My point is that if a dev can't use a tool with the help of GPT or Claude, that tool starts off at a disadvantage.

Innovation can still happen. It just has to fight harder for attention now.

> We will never have a substantial API change to an existing library either, since there will be no training data for it.

If an update breaks the LLM's ability to assist, devs might avoid upgrading until the models catch up. It creates a weird lag where the old API is more AI-friendly than the new one, even if the new one is technically better.

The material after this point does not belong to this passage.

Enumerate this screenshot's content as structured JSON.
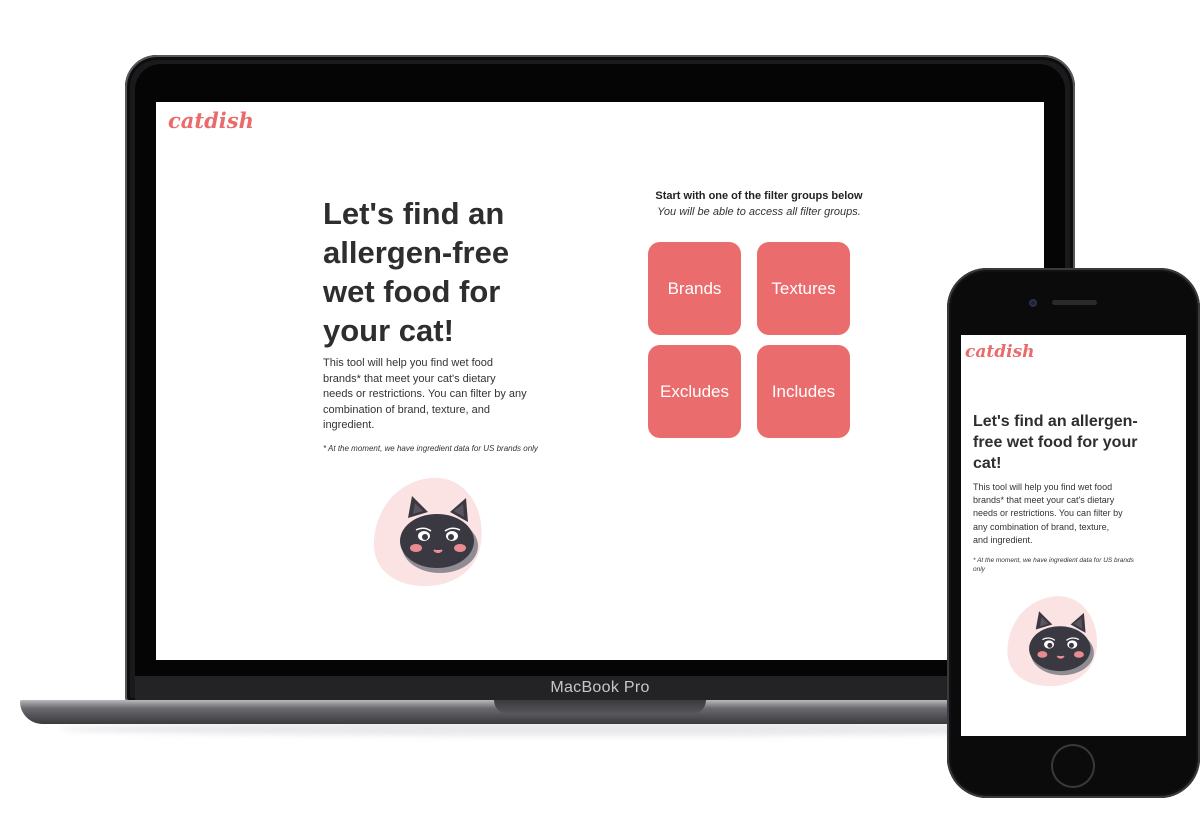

Just look at React Router (Remix). It's a pain having to constantly tell the AI which version you're using. Sometimes you spend more time correcting the AI than writing actual code. (https://x.com/rafalwilinski/status/1924155117172838838)

So yeah, changes can happen. But now they need to account for how LLMs will interpret and support them, not just how humans will.

Who's gonna provide the training data for thew new version if nobody updates?
I think we're still suffering from Win32 and stdio in 2025.

The AI we've got (LLMs) are going to homogenize everything. It may be that new libraries never get written, or at least don't become popular, but that's kind of true today. I do think that LLMs will keep newbies from making both horrible and interesting mistakes, and will keep the experienced from making interesting judgements. Everything will look the same. We'll finally get the "consistency" in interfaces we've always said we wanted.